[zeromq-dev] QoS support

Steven McCoy steven.mccoy at miru.hk
Wed Nov 11 09:44:36 CET 2009


2009/11/11 Martin Sustrik <sustrik at 250bpm.com>

> AFAIU what you are saying is that there's sense in tagging packets by
> different TOSes depending on the message contained in the packet, right?
>


There are many types of Quality of Service:

1,  Packet level tagging with the ToS bits.  Only used for determining
traffic precedence at gateways, such as VoIP in preference to HTTP in order
to maintain low latency.

Many OS stacks, NICs, switches, etc, completely ignore ToS as it is slower
to process the bits than perform best effort for every packet.  There's been
a long conversation on LKML about this.

Adding a host firewall to tag and interpret ToS tags is going to introduce
additional latencies for every packet.

There may be a fundamental problem with retransmission handling at the
transport layer depending on which protocol is being used.  Similarly with
an ordered transport what happens if you send a high latency message
followed by a low latency message.

2,  Interpretation of quality to mean the age of the data, i.e.  realtime,
delayed, or conflated.

3,  Traffic priority at the application level, individual messages in a
stream are tagged with different priorities and each receiving application
needs to filter the incoming stream to the different priority queues.

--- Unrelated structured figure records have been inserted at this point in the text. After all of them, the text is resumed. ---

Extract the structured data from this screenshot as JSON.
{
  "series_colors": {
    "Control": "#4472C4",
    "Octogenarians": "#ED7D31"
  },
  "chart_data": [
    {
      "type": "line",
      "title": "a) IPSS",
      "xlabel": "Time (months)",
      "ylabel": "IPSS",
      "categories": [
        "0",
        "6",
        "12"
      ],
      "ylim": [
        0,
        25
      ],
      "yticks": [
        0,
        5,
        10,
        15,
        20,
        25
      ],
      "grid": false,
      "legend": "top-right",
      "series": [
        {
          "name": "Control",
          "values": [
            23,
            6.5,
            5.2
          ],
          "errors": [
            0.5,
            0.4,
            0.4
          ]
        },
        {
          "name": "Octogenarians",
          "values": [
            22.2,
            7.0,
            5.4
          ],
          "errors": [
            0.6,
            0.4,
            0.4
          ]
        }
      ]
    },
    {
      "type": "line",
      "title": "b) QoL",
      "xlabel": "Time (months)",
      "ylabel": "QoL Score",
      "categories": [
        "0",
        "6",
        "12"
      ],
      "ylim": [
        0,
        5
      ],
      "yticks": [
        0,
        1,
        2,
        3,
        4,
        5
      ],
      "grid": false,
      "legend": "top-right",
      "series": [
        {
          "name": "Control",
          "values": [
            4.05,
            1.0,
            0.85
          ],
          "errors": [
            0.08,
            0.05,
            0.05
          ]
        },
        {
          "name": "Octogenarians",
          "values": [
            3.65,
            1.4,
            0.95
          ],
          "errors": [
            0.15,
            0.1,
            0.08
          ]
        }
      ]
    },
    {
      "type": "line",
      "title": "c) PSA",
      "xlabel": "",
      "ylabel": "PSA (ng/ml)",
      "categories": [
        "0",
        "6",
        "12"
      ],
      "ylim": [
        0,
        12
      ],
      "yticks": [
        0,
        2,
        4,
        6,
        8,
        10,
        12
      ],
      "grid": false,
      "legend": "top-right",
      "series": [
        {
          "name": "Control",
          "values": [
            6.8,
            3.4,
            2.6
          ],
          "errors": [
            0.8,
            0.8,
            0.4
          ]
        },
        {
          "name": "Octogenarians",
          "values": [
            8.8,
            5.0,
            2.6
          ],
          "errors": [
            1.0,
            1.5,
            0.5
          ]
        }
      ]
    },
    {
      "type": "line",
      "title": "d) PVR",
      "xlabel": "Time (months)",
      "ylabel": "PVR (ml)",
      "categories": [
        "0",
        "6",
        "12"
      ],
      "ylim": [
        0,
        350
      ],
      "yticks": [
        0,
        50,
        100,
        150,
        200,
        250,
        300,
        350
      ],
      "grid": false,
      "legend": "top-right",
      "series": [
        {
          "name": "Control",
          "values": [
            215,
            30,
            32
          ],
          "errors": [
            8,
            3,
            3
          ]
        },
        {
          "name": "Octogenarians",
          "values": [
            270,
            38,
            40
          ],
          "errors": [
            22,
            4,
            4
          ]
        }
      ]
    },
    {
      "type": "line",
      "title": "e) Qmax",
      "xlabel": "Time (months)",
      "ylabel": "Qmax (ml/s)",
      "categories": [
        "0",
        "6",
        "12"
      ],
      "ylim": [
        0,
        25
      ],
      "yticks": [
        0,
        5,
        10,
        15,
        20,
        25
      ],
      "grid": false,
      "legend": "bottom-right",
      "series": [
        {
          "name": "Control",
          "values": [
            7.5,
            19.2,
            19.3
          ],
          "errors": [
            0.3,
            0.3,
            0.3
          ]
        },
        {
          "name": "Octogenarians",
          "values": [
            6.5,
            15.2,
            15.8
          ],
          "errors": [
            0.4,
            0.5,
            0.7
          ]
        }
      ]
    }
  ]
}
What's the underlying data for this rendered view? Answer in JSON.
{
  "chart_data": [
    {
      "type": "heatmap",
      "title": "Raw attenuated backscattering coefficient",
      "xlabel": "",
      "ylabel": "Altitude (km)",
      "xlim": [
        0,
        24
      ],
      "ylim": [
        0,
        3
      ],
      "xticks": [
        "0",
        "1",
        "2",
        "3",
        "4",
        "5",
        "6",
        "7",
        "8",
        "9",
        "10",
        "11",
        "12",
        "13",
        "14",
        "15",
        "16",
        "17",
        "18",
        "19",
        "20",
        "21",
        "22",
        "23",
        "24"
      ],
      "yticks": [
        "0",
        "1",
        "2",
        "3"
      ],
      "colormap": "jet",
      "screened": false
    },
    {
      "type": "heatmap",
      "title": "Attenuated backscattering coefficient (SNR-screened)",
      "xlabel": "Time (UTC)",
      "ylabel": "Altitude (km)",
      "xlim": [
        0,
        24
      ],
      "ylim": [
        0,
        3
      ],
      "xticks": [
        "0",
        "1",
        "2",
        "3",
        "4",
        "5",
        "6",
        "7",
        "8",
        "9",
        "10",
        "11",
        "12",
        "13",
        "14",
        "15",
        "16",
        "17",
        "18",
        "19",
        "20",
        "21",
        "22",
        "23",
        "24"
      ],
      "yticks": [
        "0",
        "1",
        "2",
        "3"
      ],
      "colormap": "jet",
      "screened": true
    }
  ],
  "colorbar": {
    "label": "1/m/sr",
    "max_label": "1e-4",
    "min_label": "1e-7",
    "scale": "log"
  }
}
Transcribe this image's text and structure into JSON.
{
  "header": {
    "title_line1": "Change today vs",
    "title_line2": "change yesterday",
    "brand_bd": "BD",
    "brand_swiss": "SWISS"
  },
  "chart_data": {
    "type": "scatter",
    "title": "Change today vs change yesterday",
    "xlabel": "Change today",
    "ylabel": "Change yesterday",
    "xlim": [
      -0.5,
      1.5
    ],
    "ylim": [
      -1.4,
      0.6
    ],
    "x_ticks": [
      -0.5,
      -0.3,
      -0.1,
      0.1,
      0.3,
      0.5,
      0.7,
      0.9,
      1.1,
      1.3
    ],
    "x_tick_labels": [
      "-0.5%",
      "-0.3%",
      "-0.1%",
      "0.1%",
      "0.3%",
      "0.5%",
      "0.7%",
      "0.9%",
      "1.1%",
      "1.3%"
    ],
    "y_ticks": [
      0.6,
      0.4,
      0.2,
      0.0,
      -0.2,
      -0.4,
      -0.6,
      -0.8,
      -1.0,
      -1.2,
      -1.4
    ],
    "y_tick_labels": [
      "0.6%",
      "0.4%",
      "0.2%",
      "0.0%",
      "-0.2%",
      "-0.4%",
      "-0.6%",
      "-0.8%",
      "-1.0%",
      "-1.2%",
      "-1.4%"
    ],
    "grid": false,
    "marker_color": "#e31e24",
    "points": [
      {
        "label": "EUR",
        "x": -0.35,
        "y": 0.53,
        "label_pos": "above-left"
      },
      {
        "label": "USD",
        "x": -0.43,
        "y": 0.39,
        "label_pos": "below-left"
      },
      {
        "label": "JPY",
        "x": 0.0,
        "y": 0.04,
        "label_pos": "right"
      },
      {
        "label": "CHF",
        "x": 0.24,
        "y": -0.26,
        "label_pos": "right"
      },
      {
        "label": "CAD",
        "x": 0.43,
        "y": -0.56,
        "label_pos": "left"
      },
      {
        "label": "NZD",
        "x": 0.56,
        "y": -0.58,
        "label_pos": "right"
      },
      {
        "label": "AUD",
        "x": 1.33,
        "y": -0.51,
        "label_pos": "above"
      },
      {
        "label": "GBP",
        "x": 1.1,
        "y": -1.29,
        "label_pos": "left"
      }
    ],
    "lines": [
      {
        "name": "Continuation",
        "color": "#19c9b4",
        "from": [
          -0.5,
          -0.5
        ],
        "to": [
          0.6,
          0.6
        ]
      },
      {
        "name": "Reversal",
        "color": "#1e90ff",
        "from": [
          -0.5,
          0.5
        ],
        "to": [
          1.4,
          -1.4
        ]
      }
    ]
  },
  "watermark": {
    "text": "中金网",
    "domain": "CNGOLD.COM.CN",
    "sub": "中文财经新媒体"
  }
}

4,  Traffic priority at the receiving application, the receiver tags certain
topics with different priorities based on it's interest and filters the
incoming stream appropriately.

5,  Priority streams, if you have 3 priority levels create 3 transports
using 3 known ports and have routers prioritise at the port level.


So the question of choice is dependent on whether every application using
the internet routes is under your control to set the ToS bits and how do you
expect it to perform better than simply prioritizing separate transports.